Вскоре мне стало понятно, почему люди были столь увлечены чтением. Еда была просто отвратительна. Мне так хотелось есть и пить, что я бы с удовольствием съел два бифштекса и выпил бы кварту пива[31], однако я получил всего лишь три сухарика, тарелку жидкого супа, пюре из овощей и чайную чашку молочного пудинга. Я позавидовал настоящему Брамби, который в этот момент, если у него была хоть капля ума в голове, прекрасно чувствовал себя в трактире. Я не решился просить добавки, потому что это могло вызвать неудобные вопросы, так что у меня было достаточно времени, чтобы понаблюдать за людьми. Никто ни на кого не смотрел; казалось, здесь вошло в моду являть собой воплощенное одиночество, затерянное в глухой пустыне; здесь даже пары не разговаривали друг с другом. Я осторожно осмотрел присутствовавших, чтобы выяснить, нет ли среди них тех, кого я мог знать прежде, но нет, все они были мне незнакомы. Через некоторое время мне стало так одиноко, что захотелось взвыть.
Наконец люди начали вставать и расходиться. Сестра, которая попалась мне на глаза первой, – собравшиеся, обращаясь к ней, говорили ей «швестер», хотя выглядела она скорее начальницей, – появилась с лучезарной улыбкой и дала мне мое лекарство. Я вынужден был принять от нее две таблетки и какие-то ужасные капли, что мне извлекли из коричневой бутылочки. Я прикинулся послушной персоной и подумал, что это может дать мне лишний шанс в поисках моей лошади. Поэтому я сказал сестре, что чувствую себя совершенно отдохнувшим и что после полудня хотел бы прогуляться. Сестра покачала головой:
– Нет, мистер Брамби. Сегодня вам точно положено отдыхать, так распорядился доктор Миггл.
– Но я в самом деле чувствую себя очень хорошо, – возразил я. – Я из тех мужчин, которым все время нужно двигаться и двигаться!
– Не совсем так, – промолвила она с терпеливой улыбкой. – В настоящее время ваша энергия носит болезненный, нездоровый характер. Ее причиной является нерегулярный нервный комплекс, и перед тем, как вы сможете вести нормальную жизнь, мы должны вылечить именно его. Скоро вы начнете совершать долгие приятные прогулки. Вы обещали вашей жене делать все, что вам говорят, и с вашей стороны было совершенно неправильно то, что вы незаметно ушли отсюда прошлой ночью и доставили всем нам массу беспокойства.
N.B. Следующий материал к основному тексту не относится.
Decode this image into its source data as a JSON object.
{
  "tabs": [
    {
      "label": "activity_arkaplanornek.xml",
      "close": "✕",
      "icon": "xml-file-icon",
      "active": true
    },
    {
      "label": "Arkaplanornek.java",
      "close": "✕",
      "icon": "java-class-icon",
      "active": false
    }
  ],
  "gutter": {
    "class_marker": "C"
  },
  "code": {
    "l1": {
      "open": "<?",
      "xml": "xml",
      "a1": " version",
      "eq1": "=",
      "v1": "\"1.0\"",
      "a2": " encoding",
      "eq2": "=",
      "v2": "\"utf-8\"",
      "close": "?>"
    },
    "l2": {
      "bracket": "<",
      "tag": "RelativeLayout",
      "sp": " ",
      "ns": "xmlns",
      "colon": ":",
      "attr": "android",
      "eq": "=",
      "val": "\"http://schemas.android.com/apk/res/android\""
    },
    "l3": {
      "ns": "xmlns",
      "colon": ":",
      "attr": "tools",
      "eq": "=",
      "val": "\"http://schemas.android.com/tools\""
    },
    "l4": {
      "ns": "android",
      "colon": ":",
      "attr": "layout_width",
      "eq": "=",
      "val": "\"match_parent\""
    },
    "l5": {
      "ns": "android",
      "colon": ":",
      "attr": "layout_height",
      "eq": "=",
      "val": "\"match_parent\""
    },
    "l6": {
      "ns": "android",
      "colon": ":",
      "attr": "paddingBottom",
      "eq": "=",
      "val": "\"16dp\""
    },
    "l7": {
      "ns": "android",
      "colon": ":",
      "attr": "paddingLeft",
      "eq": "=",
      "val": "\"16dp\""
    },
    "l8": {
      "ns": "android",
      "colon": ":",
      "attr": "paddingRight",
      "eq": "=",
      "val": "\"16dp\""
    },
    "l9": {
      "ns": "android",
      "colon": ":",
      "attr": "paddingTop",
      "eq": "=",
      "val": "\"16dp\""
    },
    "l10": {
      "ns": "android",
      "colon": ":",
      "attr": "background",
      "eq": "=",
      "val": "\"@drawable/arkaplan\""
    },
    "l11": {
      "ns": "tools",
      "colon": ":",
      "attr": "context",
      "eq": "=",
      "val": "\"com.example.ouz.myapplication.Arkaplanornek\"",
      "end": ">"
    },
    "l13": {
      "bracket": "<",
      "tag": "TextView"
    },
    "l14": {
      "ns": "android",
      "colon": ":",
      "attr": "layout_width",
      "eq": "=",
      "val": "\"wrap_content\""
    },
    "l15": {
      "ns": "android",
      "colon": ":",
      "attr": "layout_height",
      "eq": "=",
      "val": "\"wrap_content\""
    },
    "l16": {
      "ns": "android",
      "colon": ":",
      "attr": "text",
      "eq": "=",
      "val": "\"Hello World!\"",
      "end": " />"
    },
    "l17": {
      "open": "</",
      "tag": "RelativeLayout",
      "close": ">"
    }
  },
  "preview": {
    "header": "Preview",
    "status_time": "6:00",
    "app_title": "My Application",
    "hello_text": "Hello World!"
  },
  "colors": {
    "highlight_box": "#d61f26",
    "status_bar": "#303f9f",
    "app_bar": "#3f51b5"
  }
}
Доктор Миггл говорит, что больше это никогда не должно повториться!
С этими словами она укоризненно погрозила мне пальцем.
Хорошенькое дело, подумал я, к моим неприятностям добавилась некая жена. Теперь я начал беспокоиться по-настоящему, потому что в любой момент здесь мог появиться не только Брамби, но также и его драгоценная супруга, а между тем я понятия не имел, как объясню ей, что делаю здесь в брюках ее мужа. Кроме того, меня встревожила последняя фраза. Доктор Миггл решил, что сбегать вторично я не должен никак, и был он, судя по всему, человек решительный. Его «никогда» означало то, что я всегда буду под наблюдением и что на ночь дверь моей спальни будут запирать.
Я поднялся в свою комнату – Гримпус остался ожидать меня в зале – и бросил взгляд из окна. Я увидел прекрасную густую виргинскую лиану, по которой можно было легко добраться до этажа ниже, но до земли – совершенно невозможно: там, внизу, зияла огромная пропасть подвала. Нечего было и думать о том, чтобы сбежать отсюда, двигаясь столь ненадежной дорожкой; вначале нужно было пройти через комнату, что была внизу, но если я это сделаю, с моей стороны это будет еще одним грубым нарушением правил, которое может закончиться ужасным скандалом.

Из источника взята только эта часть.